In a year when the UK was beset by floods, Robert Carlyle played the man who could save us all in the imaginatively titled Flood. This cinematic rarity, a British disaster movie, was otherwise deemed "predictable" by critics and sank like a stone when pitted against Hollywood blockbusters at the summer box office. Perhaps filmgoers just didn't want to be reminded of their recent troubles.
Stream Of Consciousness
A batch of cast and crew interviews accompanies the film on DVD, but these are hardly in-depth. Carlyle has just under five minutes to sum up his role in the story, dubbing himself "a mini action hero" although he admits that it was tough on him physically. When asked what separates this film from the Hollywood flock, he says that it's the "heart" and American co-star Jessalyn Gilsig echoes that when she talks about the family values angle of the script. Tom Courtnay and David Suchet quickly chip in with their thoughts as well.

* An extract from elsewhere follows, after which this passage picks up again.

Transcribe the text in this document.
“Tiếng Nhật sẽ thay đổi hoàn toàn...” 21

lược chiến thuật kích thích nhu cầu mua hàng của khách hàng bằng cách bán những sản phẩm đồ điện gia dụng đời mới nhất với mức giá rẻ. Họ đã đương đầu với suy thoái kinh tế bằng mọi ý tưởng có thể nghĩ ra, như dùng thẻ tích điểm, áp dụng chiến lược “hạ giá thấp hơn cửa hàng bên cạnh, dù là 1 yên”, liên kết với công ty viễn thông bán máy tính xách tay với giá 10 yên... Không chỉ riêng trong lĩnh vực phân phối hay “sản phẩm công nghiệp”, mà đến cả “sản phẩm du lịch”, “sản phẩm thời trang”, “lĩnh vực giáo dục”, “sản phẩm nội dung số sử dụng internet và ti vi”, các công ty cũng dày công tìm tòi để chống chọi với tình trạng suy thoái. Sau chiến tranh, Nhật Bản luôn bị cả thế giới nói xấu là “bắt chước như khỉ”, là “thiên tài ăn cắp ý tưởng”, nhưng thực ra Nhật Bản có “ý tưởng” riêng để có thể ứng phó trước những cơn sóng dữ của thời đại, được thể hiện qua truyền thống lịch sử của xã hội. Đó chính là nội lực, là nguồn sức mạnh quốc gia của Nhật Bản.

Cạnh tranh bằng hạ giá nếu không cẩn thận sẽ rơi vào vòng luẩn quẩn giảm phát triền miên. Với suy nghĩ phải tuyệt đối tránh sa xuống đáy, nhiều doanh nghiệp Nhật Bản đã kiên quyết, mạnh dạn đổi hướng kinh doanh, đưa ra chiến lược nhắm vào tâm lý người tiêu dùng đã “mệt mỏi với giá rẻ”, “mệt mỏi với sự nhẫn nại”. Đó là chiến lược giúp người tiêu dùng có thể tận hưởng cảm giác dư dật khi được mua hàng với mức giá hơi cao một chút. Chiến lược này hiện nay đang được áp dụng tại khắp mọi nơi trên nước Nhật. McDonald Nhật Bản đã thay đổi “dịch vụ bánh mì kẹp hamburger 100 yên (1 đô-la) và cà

Tony Mitchell is afforded more talk time in his capacity as director. He reckons it was "the credibility" of the story that appealed to him and insists that he took every measure to ensure that it was "scientifically accurate". Of course having to create cataclysmic storms on a low budget was a huge challenge and he readily admits stumbling a couple of times. Even so, he doesn't get into the nuts and bolts of production (which took place in Cape Town). In short: wishy-washy.
Flood DVD is released on Monday 29th October 2007.